'Türkiye ne alacağına kendisi karar verir'

NATO Parlamenter Asamblesi (PA) Başkanı Madeleine Moon, Türkiye’nin S-400 hava savunma sistemi almasının kendi kararı olduğunu belirterek, “Türkiye ne alacağı ile ilgili kararı kendisi verir” dedi.

16 Nisan 2019 Salı 07:00
Politika Haberleri


Antalya’da 12-14 Nisan tarihlerinde düzenlenen ve önceki gün sona eren NATO PA 99. Rose-Roth Semineri ve Akdeniz Orta Doğu Özel Grubu Ortak Toplantısı’na katılan NATO Parlamenter Asamblesi (PA) Başkanı Madeleine Moon, Türkiye’nin  Rusya’dan S-400 hava savunma sistemi alması ve Türkiye’nin NATO’da üstlendiği rol hakkında değerlendirmelerde bulundu.
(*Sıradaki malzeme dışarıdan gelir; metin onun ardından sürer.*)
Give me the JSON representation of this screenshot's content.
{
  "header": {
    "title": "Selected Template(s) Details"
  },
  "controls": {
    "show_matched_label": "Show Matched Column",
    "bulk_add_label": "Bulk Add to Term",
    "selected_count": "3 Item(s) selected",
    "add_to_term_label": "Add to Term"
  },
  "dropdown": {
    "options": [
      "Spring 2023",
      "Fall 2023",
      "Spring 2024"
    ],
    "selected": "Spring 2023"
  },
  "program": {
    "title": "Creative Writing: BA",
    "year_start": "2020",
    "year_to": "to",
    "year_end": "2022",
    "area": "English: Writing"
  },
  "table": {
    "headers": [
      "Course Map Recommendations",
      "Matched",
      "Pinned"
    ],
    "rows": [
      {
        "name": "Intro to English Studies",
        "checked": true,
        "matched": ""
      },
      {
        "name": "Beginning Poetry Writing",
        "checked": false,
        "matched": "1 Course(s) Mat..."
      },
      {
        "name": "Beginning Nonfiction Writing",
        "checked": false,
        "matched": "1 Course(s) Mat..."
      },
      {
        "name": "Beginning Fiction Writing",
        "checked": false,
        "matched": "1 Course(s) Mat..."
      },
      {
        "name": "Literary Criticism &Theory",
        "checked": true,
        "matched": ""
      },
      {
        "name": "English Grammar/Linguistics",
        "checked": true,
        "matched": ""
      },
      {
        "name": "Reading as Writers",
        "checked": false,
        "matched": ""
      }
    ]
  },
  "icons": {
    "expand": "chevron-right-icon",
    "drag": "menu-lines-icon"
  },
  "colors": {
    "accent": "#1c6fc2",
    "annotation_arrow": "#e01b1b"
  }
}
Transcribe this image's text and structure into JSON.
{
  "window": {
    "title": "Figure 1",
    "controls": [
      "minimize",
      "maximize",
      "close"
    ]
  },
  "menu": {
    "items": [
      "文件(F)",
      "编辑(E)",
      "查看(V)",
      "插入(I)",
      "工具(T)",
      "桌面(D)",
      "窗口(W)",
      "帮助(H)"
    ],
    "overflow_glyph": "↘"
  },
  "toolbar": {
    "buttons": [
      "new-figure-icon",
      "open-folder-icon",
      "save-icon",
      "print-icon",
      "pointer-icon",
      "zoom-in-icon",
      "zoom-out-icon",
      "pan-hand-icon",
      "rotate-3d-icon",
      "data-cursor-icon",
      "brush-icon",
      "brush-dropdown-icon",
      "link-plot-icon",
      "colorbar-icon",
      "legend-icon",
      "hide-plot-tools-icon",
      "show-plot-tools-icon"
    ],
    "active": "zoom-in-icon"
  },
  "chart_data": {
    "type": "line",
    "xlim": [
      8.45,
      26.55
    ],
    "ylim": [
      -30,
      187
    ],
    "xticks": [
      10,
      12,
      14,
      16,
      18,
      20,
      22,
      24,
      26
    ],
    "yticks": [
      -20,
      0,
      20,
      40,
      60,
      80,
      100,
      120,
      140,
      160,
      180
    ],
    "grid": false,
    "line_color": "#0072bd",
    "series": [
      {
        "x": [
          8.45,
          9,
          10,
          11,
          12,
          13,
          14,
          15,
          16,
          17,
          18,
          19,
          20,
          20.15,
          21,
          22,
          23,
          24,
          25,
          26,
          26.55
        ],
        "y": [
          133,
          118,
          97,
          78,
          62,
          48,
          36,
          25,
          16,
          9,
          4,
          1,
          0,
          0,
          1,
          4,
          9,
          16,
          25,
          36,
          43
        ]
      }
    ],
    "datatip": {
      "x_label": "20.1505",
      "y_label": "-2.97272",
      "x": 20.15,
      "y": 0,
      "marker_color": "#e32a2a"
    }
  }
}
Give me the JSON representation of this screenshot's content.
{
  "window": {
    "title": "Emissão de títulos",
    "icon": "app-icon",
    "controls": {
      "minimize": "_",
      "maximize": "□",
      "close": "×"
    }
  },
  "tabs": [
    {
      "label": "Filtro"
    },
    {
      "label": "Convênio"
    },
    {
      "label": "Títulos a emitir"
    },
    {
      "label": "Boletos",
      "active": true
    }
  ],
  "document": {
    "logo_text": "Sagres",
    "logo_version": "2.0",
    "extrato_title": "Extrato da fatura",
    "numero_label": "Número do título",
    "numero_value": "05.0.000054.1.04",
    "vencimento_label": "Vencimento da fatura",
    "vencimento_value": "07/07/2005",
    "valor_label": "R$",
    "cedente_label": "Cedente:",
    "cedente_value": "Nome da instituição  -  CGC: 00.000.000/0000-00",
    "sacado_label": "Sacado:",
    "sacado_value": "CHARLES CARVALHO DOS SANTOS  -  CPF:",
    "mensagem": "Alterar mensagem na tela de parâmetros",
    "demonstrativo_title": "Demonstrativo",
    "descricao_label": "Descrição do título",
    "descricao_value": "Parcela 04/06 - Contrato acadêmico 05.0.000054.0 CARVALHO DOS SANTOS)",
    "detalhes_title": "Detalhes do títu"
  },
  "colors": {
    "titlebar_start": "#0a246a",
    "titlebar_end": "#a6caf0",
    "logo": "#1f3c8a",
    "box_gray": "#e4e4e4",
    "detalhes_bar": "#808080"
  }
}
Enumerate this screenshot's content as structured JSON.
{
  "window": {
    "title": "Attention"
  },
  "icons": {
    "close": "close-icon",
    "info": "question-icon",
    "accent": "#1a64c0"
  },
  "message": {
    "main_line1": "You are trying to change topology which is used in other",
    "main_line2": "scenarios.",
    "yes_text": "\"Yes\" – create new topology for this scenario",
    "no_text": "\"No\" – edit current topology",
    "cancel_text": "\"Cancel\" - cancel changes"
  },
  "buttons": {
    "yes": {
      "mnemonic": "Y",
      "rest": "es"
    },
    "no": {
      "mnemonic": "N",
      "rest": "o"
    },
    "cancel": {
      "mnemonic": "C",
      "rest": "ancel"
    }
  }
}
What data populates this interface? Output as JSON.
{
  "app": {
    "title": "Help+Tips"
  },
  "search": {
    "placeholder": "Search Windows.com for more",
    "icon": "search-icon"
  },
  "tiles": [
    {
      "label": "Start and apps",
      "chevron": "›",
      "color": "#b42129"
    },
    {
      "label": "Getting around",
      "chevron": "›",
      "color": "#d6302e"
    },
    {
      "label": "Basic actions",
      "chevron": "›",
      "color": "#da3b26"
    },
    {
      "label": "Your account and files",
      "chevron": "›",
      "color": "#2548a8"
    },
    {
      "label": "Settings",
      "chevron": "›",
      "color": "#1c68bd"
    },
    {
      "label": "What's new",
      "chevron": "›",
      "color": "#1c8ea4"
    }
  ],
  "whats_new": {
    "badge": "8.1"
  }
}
Türkiye’yi güçlü ve aktif bir NATO müttefiki olarak tanımlayan Moon, “Türkiye, çok kritik olaylarda ve süreçlerde önemli roller üstleniyor. Afganistan, Irak ve Kosova’daki rolünü buna örnek gösterebiliriz. Türkiye, NATO için sorumluluk alabilen, güçlü ve sağlam bir müttefik” dedi.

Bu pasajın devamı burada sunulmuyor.